Previously we mentioned that there was no way for an end-user to customize the asset definitions, for example, changing the key of the asset. The recommended way to accomplish this is through the use of a translator class.

This class provides end-users with a way to override the translation between a configuration file, and how that maps to concepts in Dagster.

To start, we will define a translator method to map the table specification to a Dagster asset key associated, however, this approach can be mapped to many other attributes such as: dependencies, group name, metadata, and more. You can reference the implementation for other integrations for a full example.

```python
from dagster import AssetKey, _check as check
from dataclasses import dataclass
@dataclass
class ReplicationTranslator:
@public
def get_asset_key(self, table_definition: Mapping[str, str]) -> AssetKey:
return AssetKey(str(table_definition.get("name")))
```

Next, we can update our `custom_replication_assets` to use the translator when defining the `key` on the `AssetSpec`. You will note, that we have taken this opportunity to also include the replication project, and the translator instance on the `AssetSpec` metadata. This is a workaround that we tend to employ in this approach, making it possible to define these objects once, and then access them on the context of our asset.

```python
def custom_replication_assets(
*,
replication_project: ReplicationProject,
name: Optional[str] = None,
group_name: Optional[str] = None,
translator: Optional[ReplicationProject] = None,
) -> Callable[[Callable[..., Any]], AssetsDefinition]:
project = replication_project.load()
translator = (
check.opt_inst_param(translator, "translator", ReplicationTranslator)
or ReplicationTranslator()
)
return multi_asset(
name=name,
group_name=group_name,
specs=[
AssetSpec(
key=translator.get_asset_key(table),
metadata={
"replication_project": project,
"replication_translator": translator,
},
)
for table in project.get("tables")
],
)
```

Finally, we have to update our resource to use the translator, and project that was provided on the metadata. We are using the `check` method provided by `dagster._check` to ensure that the type of the object is appropriate as we retrieve it from the metadata.

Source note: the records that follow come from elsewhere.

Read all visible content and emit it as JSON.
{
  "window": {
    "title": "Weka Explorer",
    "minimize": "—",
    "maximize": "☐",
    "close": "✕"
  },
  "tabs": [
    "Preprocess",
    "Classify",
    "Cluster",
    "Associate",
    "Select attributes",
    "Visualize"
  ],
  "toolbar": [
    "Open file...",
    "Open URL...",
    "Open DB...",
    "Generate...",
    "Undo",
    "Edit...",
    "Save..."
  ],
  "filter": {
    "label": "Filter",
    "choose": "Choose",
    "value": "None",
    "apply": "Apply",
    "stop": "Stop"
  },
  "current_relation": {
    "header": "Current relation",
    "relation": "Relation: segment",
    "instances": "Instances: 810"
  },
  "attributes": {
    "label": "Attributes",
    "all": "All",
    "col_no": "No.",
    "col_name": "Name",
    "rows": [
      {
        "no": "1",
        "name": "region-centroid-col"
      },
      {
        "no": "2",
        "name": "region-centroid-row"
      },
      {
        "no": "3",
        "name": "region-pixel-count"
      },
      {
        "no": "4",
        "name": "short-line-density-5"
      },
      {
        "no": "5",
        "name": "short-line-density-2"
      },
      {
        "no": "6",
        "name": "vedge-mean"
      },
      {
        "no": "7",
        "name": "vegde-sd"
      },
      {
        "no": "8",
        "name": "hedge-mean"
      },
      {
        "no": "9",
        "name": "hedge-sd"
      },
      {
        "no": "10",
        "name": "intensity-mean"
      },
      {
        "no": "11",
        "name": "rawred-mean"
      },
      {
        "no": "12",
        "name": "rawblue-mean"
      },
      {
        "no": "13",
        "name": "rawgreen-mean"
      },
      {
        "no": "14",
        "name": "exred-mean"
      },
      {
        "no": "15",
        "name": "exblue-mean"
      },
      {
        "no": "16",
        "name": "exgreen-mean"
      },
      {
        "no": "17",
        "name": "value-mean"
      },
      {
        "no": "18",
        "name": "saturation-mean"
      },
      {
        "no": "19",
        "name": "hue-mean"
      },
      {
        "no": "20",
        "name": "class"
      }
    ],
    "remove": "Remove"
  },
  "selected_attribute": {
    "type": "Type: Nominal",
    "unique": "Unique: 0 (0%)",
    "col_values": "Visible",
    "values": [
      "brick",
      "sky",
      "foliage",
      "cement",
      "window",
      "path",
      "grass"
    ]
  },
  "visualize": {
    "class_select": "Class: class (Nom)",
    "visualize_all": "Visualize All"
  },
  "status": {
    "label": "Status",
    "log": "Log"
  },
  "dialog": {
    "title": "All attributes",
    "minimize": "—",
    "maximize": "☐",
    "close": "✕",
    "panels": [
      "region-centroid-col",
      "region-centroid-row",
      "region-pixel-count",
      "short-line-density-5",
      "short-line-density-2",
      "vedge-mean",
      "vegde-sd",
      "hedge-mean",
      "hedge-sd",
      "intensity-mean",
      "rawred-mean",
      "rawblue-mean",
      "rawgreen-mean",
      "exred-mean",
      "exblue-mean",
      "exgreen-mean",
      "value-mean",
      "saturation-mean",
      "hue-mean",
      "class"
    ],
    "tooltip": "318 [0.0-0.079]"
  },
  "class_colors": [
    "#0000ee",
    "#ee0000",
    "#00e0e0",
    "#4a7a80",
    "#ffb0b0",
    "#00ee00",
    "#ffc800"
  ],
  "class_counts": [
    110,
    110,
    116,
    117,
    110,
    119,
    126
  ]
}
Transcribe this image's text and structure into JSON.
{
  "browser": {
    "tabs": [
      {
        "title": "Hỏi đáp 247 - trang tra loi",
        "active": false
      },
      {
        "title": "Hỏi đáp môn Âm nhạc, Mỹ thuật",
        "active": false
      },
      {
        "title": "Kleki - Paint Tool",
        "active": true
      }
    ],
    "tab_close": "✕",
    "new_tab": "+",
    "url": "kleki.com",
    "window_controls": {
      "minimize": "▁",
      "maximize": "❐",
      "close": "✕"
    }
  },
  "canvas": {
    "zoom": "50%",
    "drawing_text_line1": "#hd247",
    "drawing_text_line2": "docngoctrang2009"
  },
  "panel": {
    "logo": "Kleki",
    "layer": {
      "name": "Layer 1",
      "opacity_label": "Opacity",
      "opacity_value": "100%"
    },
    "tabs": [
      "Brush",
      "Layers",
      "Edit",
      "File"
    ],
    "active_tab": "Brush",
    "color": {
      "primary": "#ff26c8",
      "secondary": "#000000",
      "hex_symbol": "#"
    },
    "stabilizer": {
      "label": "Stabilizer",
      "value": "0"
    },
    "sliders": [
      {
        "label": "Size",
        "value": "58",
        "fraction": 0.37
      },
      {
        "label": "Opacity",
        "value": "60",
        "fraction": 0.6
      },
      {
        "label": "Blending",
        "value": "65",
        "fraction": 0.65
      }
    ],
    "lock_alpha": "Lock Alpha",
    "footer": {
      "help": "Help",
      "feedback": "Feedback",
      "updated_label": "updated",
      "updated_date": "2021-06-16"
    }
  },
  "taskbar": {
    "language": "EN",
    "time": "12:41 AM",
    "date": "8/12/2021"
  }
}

Now, we can use the same `translator.get_asset_key`when yielding the asset materialization, thus ensuring that our asset declarations match our asset materializations.

```python
class ReplicationResource(ConfigurableResource):
@public
def run(self, context: AssetExecutionContext) -> Iterator[AssetMaterialization]:
metadata_by_key = context.assets_def.metadata_by_key
first_asset_metadata = next(iter(metadata_by_key.values()))
project = check.inst(
first_asset_metadata.get("replication_project"),
ReplicationProject,
)
translator = check.inst(
first_asset_metadata.get("replication_translator"),
ReplicationTranslator,
)
results = replicate(Path(project.replication_configuration_yaml))
for table in results:
if table.get("status") == "SUCCESS":
yield AssetMaterialization(
asset_key=translator.get_asset_key(table), metadata=table
)
```

### Conclusion

In this guide we walked through how to define a custom multi-asset decorator, a resource for encapsulating tool logic, and a translator for defining the logic to translate a specification to Dagster concepts.

Defining integrations with this approach aligns nicely with the overall development paradigm of Dagster, and is suitable for tools that generate many assets.

For more examples on how to build a multi-asset decorator, please reference the implementations for [dbt](https://docs.dagster.io/integrations/dbt), [dlt](https://docs.dagster.io/integrations/embedded-elt/dlt), and [Sling](https://docs.dagster.io/integrations/embedded-elt/sling).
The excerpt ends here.